There’s plenty of post-game analysis around and about the Georgia territory of the blogosphere: Kyle’s, Groo’s and Quinton’s, for starters. It’s time for me to add my two cents, using everyone’s favorite format.
That would be the offense, of course. 520 yards gained on only 57 touches – and Georgia needed every inch of them. You have to praise the play calling, red zone execution, the receivers – but most of all, Stafford and Moreno. Given the brickbats thrown their way after the Florida game about not caring/lack of effort, it wouldn’t have been a surprise to see them mail it in yesterday. Instead, they essentially carried the team to the win yesterday. Moreno’s job was especially tough, given the spotty support he received from an increasingly crippled (hard to believe it could get worse, but it did) o-line’s run blocking. But Matt deserves a lot of credit, first of all for his judgment (no interceptions!) and second for his execution. You just have to hope there’s more where that came from for the upcoming weeks.

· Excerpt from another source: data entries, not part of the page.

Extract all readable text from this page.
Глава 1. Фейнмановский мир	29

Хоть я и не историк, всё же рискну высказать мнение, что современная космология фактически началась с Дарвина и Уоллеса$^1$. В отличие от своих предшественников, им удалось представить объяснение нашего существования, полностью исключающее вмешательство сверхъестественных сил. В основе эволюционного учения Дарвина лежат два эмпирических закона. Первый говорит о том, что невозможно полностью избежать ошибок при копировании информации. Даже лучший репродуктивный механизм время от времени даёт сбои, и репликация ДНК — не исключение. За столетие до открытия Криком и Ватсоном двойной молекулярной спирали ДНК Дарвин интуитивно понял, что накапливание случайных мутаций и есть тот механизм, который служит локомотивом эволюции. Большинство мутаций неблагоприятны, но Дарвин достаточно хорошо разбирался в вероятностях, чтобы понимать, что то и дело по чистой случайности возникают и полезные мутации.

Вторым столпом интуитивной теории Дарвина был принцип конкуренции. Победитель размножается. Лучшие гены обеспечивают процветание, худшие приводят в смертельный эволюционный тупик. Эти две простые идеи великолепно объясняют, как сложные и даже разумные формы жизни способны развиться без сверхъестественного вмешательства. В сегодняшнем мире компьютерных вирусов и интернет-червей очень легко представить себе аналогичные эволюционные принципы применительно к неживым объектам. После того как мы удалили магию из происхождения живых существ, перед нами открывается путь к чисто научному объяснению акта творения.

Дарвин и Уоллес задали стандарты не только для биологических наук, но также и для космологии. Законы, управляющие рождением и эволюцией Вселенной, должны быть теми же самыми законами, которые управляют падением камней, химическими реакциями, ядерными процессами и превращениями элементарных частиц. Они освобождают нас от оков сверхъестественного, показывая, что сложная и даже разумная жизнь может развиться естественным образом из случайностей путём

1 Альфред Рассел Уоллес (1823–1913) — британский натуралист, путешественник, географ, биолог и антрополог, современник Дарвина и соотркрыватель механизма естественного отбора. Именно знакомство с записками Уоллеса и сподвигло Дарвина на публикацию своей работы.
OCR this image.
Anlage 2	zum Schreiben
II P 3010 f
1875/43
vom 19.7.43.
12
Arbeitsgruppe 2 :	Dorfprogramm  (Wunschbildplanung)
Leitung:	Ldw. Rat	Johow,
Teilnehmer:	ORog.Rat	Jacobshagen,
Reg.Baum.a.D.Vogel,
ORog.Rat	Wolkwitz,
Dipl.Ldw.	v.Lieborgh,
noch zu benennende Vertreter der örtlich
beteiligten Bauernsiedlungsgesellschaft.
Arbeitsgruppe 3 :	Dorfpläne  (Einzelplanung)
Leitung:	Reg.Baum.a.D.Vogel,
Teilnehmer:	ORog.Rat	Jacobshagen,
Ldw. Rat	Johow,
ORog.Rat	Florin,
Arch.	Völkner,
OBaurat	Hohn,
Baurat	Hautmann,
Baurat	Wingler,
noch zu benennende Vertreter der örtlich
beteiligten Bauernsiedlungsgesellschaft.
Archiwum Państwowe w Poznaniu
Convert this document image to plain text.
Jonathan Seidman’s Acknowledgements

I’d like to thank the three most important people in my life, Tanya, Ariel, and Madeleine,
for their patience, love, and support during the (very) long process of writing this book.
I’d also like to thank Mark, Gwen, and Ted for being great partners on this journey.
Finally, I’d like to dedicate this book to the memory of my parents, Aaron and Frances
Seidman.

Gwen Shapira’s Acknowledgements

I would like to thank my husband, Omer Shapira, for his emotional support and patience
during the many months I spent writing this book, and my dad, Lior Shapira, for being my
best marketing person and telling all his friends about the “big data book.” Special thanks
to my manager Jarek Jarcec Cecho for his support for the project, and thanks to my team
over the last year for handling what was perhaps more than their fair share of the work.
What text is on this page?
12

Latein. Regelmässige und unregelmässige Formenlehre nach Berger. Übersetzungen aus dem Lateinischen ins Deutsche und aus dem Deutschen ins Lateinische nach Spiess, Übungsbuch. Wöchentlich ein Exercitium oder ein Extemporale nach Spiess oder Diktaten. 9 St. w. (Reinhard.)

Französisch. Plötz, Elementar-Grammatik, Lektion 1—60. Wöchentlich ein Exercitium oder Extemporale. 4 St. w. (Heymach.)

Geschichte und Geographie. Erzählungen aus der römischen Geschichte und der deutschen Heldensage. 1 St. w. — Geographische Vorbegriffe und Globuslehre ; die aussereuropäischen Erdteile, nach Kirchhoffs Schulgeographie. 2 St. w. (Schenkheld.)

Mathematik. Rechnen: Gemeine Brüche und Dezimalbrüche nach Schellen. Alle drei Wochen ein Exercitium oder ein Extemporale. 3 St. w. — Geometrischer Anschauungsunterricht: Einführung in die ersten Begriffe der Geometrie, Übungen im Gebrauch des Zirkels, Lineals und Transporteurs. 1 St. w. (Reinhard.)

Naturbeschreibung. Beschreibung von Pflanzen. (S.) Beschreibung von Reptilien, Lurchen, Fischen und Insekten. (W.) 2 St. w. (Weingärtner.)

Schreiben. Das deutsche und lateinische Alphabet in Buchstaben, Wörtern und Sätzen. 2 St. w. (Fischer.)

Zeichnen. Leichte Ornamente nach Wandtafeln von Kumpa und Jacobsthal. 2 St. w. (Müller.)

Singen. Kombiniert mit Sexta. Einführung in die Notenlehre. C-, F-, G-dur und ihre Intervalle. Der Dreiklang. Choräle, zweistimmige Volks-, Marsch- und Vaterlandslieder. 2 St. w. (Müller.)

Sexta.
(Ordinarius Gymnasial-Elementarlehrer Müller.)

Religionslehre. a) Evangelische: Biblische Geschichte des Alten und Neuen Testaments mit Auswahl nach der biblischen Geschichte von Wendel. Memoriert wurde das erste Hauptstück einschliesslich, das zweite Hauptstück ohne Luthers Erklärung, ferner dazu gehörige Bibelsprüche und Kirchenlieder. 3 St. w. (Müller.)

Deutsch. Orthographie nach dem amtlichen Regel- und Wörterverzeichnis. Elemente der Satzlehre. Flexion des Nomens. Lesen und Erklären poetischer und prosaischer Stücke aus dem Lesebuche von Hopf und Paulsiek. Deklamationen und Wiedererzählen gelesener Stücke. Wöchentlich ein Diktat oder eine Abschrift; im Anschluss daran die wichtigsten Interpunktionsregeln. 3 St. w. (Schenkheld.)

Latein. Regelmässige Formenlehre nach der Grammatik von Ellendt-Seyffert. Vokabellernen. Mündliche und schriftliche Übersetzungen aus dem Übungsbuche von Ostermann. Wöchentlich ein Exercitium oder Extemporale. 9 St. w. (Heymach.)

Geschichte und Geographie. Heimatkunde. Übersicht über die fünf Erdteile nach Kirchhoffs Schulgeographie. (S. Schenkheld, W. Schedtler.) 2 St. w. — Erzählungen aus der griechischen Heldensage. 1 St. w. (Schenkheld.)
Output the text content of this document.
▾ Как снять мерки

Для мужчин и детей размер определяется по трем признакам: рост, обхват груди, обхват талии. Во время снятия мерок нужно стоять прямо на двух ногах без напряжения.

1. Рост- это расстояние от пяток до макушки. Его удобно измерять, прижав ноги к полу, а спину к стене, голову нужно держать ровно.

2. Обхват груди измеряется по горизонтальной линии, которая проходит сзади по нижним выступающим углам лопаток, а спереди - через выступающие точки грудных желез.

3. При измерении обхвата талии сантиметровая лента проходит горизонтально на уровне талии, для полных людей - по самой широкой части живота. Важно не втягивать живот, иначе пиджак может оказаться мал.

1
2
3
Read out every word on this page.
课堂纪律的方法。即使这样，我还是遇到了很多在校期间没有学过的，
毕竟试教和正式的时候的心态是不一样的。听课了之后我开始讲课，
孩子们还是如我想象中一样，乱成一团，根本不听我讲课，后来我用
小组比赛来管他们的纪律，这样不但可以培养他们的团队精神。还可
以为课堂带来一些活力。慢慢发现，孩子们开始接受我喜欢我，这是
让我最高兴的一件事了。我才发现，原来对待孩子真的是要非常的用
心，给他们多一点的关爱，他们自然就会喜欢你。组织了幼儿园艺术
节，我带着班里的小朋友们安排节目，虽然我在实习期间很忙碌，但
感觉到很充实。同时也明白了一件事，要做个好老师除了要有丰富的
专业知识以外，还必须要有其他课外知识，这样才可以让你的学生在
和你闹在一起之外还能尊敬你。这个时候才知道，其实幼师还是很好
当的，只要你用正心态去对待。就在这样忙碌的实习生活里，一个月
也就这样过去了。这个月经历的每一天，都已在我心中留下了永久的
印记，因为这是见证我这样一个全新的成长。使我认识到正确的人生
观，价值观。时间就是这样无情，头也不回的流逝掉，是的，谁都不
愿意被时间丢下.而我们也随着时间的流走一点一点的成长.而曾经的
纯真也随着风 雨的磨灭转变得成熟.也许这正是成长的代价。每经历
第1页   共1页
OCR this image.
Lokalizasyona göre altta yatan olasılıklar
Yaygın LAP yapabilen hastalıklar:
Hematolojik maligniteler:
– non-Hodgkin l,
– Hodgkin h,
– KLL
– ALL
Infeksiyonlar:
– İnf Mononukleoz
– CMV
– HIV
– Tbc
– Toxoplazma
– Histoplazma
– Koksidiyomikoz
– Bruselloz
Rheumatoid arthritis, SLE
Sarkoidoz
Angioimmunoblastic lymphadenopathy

The Raycom broadcast team was baaaad. Dave Neal is an idiot – maybe you can confuse A. J. Green and A. J. Bryant once, but the number of times Neal did that is an indication of a less than first class mind. Dave Archer is the most bland, least insightful color (there’s a joke of a term) guy out there. It would have been OK to have flat out acknowledged that Georgia’s defense was playing terribly for much of the game. Camera work was fairly shoddy at times, to boot. I’m not sure why people are going to miss these guys after this season. As long as ESPN doesn’t move Pam Ward to SEC broadcasts, it’ll be an improvement.
It’s stunning to see how much Georgia’s defense has regressed in the past three games. That was the 99th ranked team in total offense in the nation the Dawgs faced yesterday. That was a freshman quarterback making his second career start the Dawgs faced yesterday. And Georgia managed to make them look dominant for almost the entire game. The defensive line was manhandled in the running game; that’s the most I’ve ever seen Rennie Curran have to take on offensive linemen in a game (not a battle he’s going to win consistently, either). UK ran 76 plays and controlled the clock for almost 10 minutes more than Georgia. Generally you can’t do that unless you’re doing a good job on third downs. Guess what? Kentucky, which entered the game dead last in the SEC in third down conversions, converting less than 30%, managed to convert half of its third and fourth down conversions yesterday. Kudos should also go to Willie Martinez, who mixed in a significant amount of soft zone coverage against a quarterback who averaged a mere 5.3 yards per passing attempt, for reasons that I’m unable to fathom. The topper to the day, though, had to be the inevitable hands to the face penalty that kept UK’s final drive alive – on a fourth down play, no less. The defense does deserve a little credit for managing stops on Kentucky’s last three series. And Dobbs’ interception was terrific. Still, these guys are in a deep, dark hole. They also face running quarterbacks in the next two weeks.
Late in the fourth quarter, a very disturbing thought crept into my mind: what if Blair Walsh would have been called on to kick a field goal to send the game into overtime? I wasn’t thinking so much of Walsh’s play in the Florida game (although that didn’t help, admittedly) as I was the overall special teams play earlier in the game. There wasn’t a single redeeming moment from the special teams yesterday. Shockingly bad play from every component directly led to three UK touchdowns as a result of short fields. These guys ought to be buying the dinners for Stafford, Moreno and the receivers for a week. At least.
Obviously, much of the team was still engulfed in a miasma of funk from the Florida blow out. But that’s just an explanation for the bad play, not an excuse. This team still hasn’t played a complete game this year and time is starting to run out. They ran on an exceeding thin margin yesterday and barely escaped. You hope they learn and get back to playing the kind of football they’re more than capable of, but after you read some of the quotes that have become fairly typical from the coaches and the players after a game like this, you have to wonder if they will.